[1599] in java-interest
String handling [ was RE: Java learning materials]
daemon@ATHENA.MIT.EDU (Chuck McManis)
Fri Sep 8 20:58:03 1995
Date: Fri, 8 Sep 1995 15:18:18 -0700
From: cmcmanis@scndprsn.Eng.Sun.COM (Chuck McManis)
To: nyu@gpu.srv.ualberta.ca, ajg@cadre.com
Cc: java-interest@java.Eng.Sun.COM
Someone wrote: (sorry I lost the original)
>> I find C++'s style natural(oxymoron?) and Java's reverts me back to the
>> low-level days of using C for string handling.
And then Andrew added:
>I use code similar to the following to provide a uniform interface to
>streaming objects.
[streaming interface]
[string as a subclass of String] (N.B. String is final and not subclassable)
usage of same as follows:
>class User implements Streamable {
> string name_;
> string id_;
> public void read( InputStream in ) {
> name_ = (new string())( in ); // not sure about the syntax here
> id_ = (new string())( in );
> ...
> }
In the alpha3 release there is a class java.io.TextInputStream that was designed
to read ASCII strings from files and return them as, well, Strings.

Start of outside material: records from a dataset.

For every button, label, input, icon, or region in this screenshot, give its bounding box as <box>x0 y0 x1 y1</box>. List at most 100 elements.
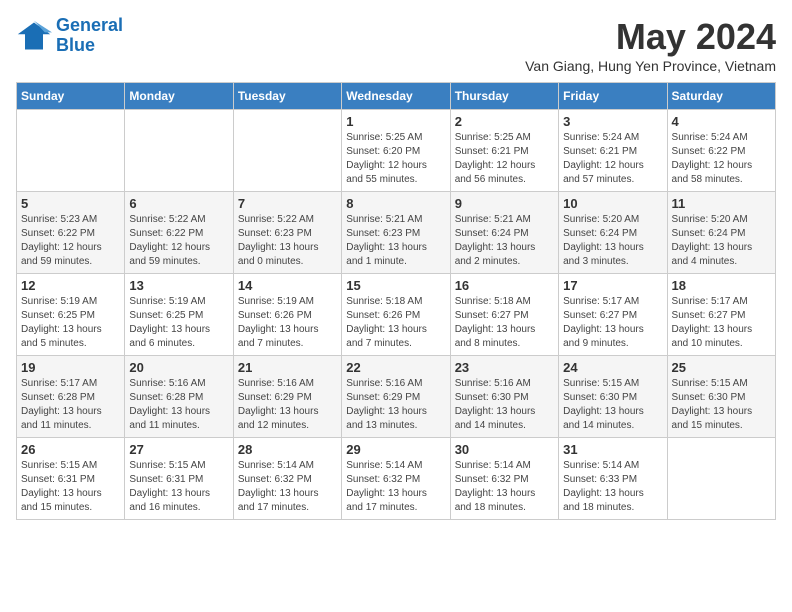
logo-text: General Blue <box>56 16 123 56</box>
day-number: 18 <box>672 278 771 293</box>
day-info: Sunrise: 5:14 AM Sunset: 6:32 PM Dayligh… <box>346 459 445 515</box>
day-info: Sunrise: 5:25 AM Sunset: 6:20 PM Dayligh… <box>346 131 445 187</box>
calendar-cell: 14Sunrise: 5:19 AM Sunset: 6:26 PM Dayli… <box>233 274 341 356</box>
day-number: 10 <box>563 196 662 211</box>
day-number: 9 <box>455 196 554 211</box>
day-info: Sunrise: 5:23 AM Sunset: 6:22 PM Dayligh… <box>21 213 120 269</box>
day-number: 16 <box>455 278 554 293</box>
calendar-week-row: 19Sunrise: 5:17 AM Sunset: 6:28 PM Dayli… <box>17 356 776 438</box>
calendar-cell: 25 Sunrise: 5:15 AM Sunset: 6:30 PM Dayli… <box>667 356 775 438</box>
weekday-header: Wednesday <box>342 83 450 110</box>
day-number: 1 <box>346 114 445 129</box>
day-number: 31 <box>563 442 662 457</box>
day-info: Sunrise: 5:25 AM Sunset: 6:21 PM Dayligh… <box>455 131 554 187</box>
day-info: Sunrise: 5:19 AM Sunset: 6:25 PM Dayligh… <box>129 295 228 351</box>
calendar-cell: 31 Sunrise: 5:14 AM Sunset: 6:33 PM Dayli… <box>559 438 667 520</box>
day-info: Sunrise: 5:21 AM Sunset: 6:23 PM Dayligh… <box>346 213 445 269</box>
calendar-cell: 3Sunrise: 5:24 AM Sunset: 6:21 PM Daylig… <box>559 110 667 192</box>
weekday-header: Thursday <box>450 83 558 110</box>
calendar-cell: 28Sunrise: 5:14 AM Sunset: 6:32 PM Dayli… <box>233 438 341 520</box>
calendar-cell: 12 Sunrise: 5:19 AM Sunset: 6:25 PM Dayli… <box>17 274 125 356</box>
weekday-header: Friday <box>559 83 667 110</box>
day-number: 15 <box>346 278 445 293</box>
calendar-cell: 10 Sunrise: 5:20 AM Sunset: 6:24 PM Dayli… <box>559 192 667 274</box>
calendar-cell: 2 Sunrise: 5:25 AM Sunset: 6:21 PM Daylig… <box>450 110 558 192</box>
calendar-cell: 24 Sunrise: 5:15 AM Sunset: 6:30 PM Dayli… <box>559 356 667 438</box>
logo-line1: General <box>56 15 123 35</box>
day-number: 22 <box>346 360 445 375</box>
logo-icon <box>16 18 52 54</box>
day-info: Sunrise: 5:16 AM Sunset: 6:28 PM Dayligh… <box>129 377 228 433</box>
day-info: Sunrise: 5:17 AM Sunset: 6:27 PM Dayligh… <box>672 295 771 351</box>
day-info: Sunrise: 5:20 AM Sunset: 6:24 PM Dayligh… <box>672 213 771 269</box>
calendar-week-row: 26 Sunrise: 5:15 AM Sunset: 6:31 PM Dayli… <box>17 438 776 520</box>
calendar-cell: 6 Sunrise: 5:22 AM Sunset: 6:22 PM Daylig… <box>125 192 233 274</box>
calendar-cell: 20 Sunrise: 5:16 AM Sunset: 6:28 PM Dayli… <box>125 356 233 438</box>
calendar-cell: 16 Sunrise: 5:18 AM Sunset: 6:27 PM Dayli… <box>450 274 558 356</box>
day-info: Sunrise: 5:18 AM Sunset: 6:26 PM Dayligh… <box>346 295 445 351</box>
day-number: 5 <box>21 196 120 211</box>
calendar-table: SundayMondayTuesdayWednesdayThursdayFrid… <box>16 82 776 520</box>
calendar-cell <box>17 110 125 192</box>
day-number: 21 <box>238 360 337 375</box>
day-info: Sunrise: 5:15 AM Sunset: 6:31 PM Dayligh… <box>21 459 120 515</box>
calendar-cell: 8 Sunrise: 5:21 AM Sunset: 6:23 PM Daylig… <box>342 192 450 274</box>
calendar-cell: 21Sunrise: 5:16 AM Sunset: 6:29 PM Dayli… <box>233 356 341 438</box>
day-info: Sunrise: 5:17 AM Sunset: 6:28 PM Dayligh… <box>21 377 120 433</box>
calendar-cell: 4 Sunrise: 5:24 AM Sunset: 6:22 PM Daylig… <box>667 110 775 192</box>
day-info: Sunrise: 5:14 AM Sunset: 6:32 PM Dayligh… <box>238 459 337 515</box>
day-info: Sunrise: 5:18 AM Sunset: 6:27 PM Dayligh… <box>455 295 554 351</box>
day-number: 12 <box>21 278 120 293</box>
calendar-cell: 19Sunrise: 5:17 AM Sunset: 6:28 PM Dayli… <box>17 356 125 438</box>
day-info: Sunrise: 5:22 AM Sunset: 6:23 PM Dayligh… <box>238 213 337 269</box>
weekday-header: Monday <box>125 83 233 110</box>
weekday-header-row: SundayMondayTuesdayWednesdayThursdayFrid… <box>17 83 776 110</box>
day-number: 8 <box>346 196 445 211</box>
calendar-cell: 22 Sunrise: 5:16 AM Sunset: 6:29 PM Dayli… <box>342 356 450 438</box>
calendar-cell <box>125 110 233 192</box>
day-number: 6 <box>129 196 228 211</box>
day-number: 11 <box>672 196 771 211</box>
calendar-cell: 13 Sunrise: 5:19 AM Sunset: 6:25 PM Dayli… <box>125 274 233 356</box>
day-info: Sunrise: 5:22 AM Sunset: 6:22 PM Dayligh… <box>129 213 228 269</box>
calendar-cell: 26 Sunrise: 5:15 AM Sunset: 6:31 PM Dayli… <box>17 438 125 520</box>
day-info: Sunrise: 5:16 AM Sunset: 6:30 PM Dayligh… <box>455 377 554 433</box>
day-info: Sunrise: 5:15 AM Sunset: 6:31 PM Dayligh… <box>129 459 228 515</box>
day-info: Sunrise: 5:24 AM Sunset: 6:21 PM Dayligh… <box>563 131 662 187</box>
day-number: 25 <box>672 360 771 375</box>
calendar-cell: 5 Sunrise: 5:23 AM Sunset: 6:22 PM Daylig… <box>17 192 125 274</box>
calendar-cell: 30Sunrise: 5:14 AM Sunset: 6:32 PM Dayli… <box>450 438 558 520</box>
calendar-cell: 18 Sunrise: 5:17 AM Sunset: 6:27 PM Dayli… <box>667 274 775 356</box>
calendar-cell: 11 Sunrise: 5:20 AM Sunset: 6:24 PM Dayli… <box>667 192 775 274</box>
day-number: 4 <box>672 114 771 129</box>
day-number: 13 <box>129 278 228 293</box>
day-info: Sunrise: 5:16 AM Sunset: 6:29 PM Dayligh… <box>346 377 445 433</box>
day-number: 24 <box>563 360 662 375</box>
calendar-cell: 17Sunrise: 5:17 AM Sunset: 6:27 PM Dayli… <box>559 274 667 356</box>
day-number: 29 <box>346 442 445 457</box>
day-info: Sunrise: 5:20 AM Sunset: 6:24 PM Dayligh… <box>563 213 662 269</box>
day-info: Sunrise: 5:14 AM Sunset: 6:33 PM Dayligh… <box>563 459 662 515</box>
day-info: Sunrise: 5:15 AM Sunset: 6:30 PM Dayligh… <box>672 377 771 433</box>
calendar-cell: 15 Sunrise: 5:18 AM Sunset: 6:26 PM Dayli… <box>342 274 450 356</box>
location-subtitle: Van Giang, Hung Yen Province, Vietnam <box>525 58 776 74</box>
day-number: 30 <box>455 442 554 457</box>
day-number: 17 <box>563 278 662 293</box>
calendar-cell: 23 Sunrise: 5:16 AM Sunset: 6:30 PM Dayli… <box>450 356 558 438</box>
calendar-cell: 7 Sunrise: 5:22 AM Sunset: 6:23 PM Daylig… <box>233 192 341 274</box>
month-title: May 2024 <box>525 16 776 58</box>
weekday-header: Sunday <box>17 83 125 110</box>
day-number: 20 <box>129 360 228 375</box>
day-info: Sunrise: 5:21 AM Sunset: 6:24 PM Dayligh… <box>455 213 554 269</box>
day-number: 26 <box>21 442 120 457</box>
day-info: Sunrise: 5:24 AM Sunset: 6:22 PM Dayligh… <box>672 131 771 187</box>
day-info: Sunrise: 5:15 AM Sunset: 6:30 PM Dayligh… <box>563 377 662 433</box>
calendar-cell: 9 Sunrise: 5:21 AM Sunset: 6:24 PM Daylig… <box>450 192 558 274</box>
day-number: 7 <box>238 196 337 211</box>
calendar-cell <box>233 110 341 192</box>
calendar-week-row: 12 Sunrise: 5:19 AM Sunset: 6:25 PM Dayli… <box>17 274 776 356</box>
day-number: 2 <box>455 114 554 129</box>
day-number: 23 <box>455 360 554 375</box>
day-info: Sunrise: 5:19 AM Sunset: 6:25 PM Dayligh… <box>21 295 120 351</box>
calendar-cell: 1 Sunrise: 5:25 AM Sunset: 6:20 PM Daylig… <box>342 110 450 192</box>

This is analagous
to the old stdio version of fgets(). The two interesting properties of this class
are that it tried to handle end of line in a universal fashion, and it tried to
keep track of what line you were on. You would use it like this:
class User {
String name_;
String id_;
public void read (InputStream in) {
TextInputStream ti = new TextInputStream(in);
name_ = ti.readLine();
id_ = ti.readLine();
...
}
...
The idea is that subclasses of FilterInputStream could be used to add "intelligence"
to a stream for use by a Java class. Of course the opposite of TextInputStream
might have been called TextOutputStream but in fact it was PrintStream. The cool
thing about PrintStream is that it adds whatever the platform requires for line
terminators, so this simple program:
class foo {
public static void main(String args[]) {
TextInputStream ti = new TextInputStream(System.in);
String z = null;
while ((z = ti.readLine()) != null) System.out.println(z);
}
}
Would convert text pushed into standard in with arbitrary line ending conventions
to a file on standard out that had current platform line ending conventions. Trivial
I know but I seem to have written this program in C at least three times when going
from UNIX to DOS platforms.
--Chuck
>... {
> InputStream in = new FileInputStream( "/usr/..." );
> User user = (new User())( in );
>}
Of course in my example this remains the same.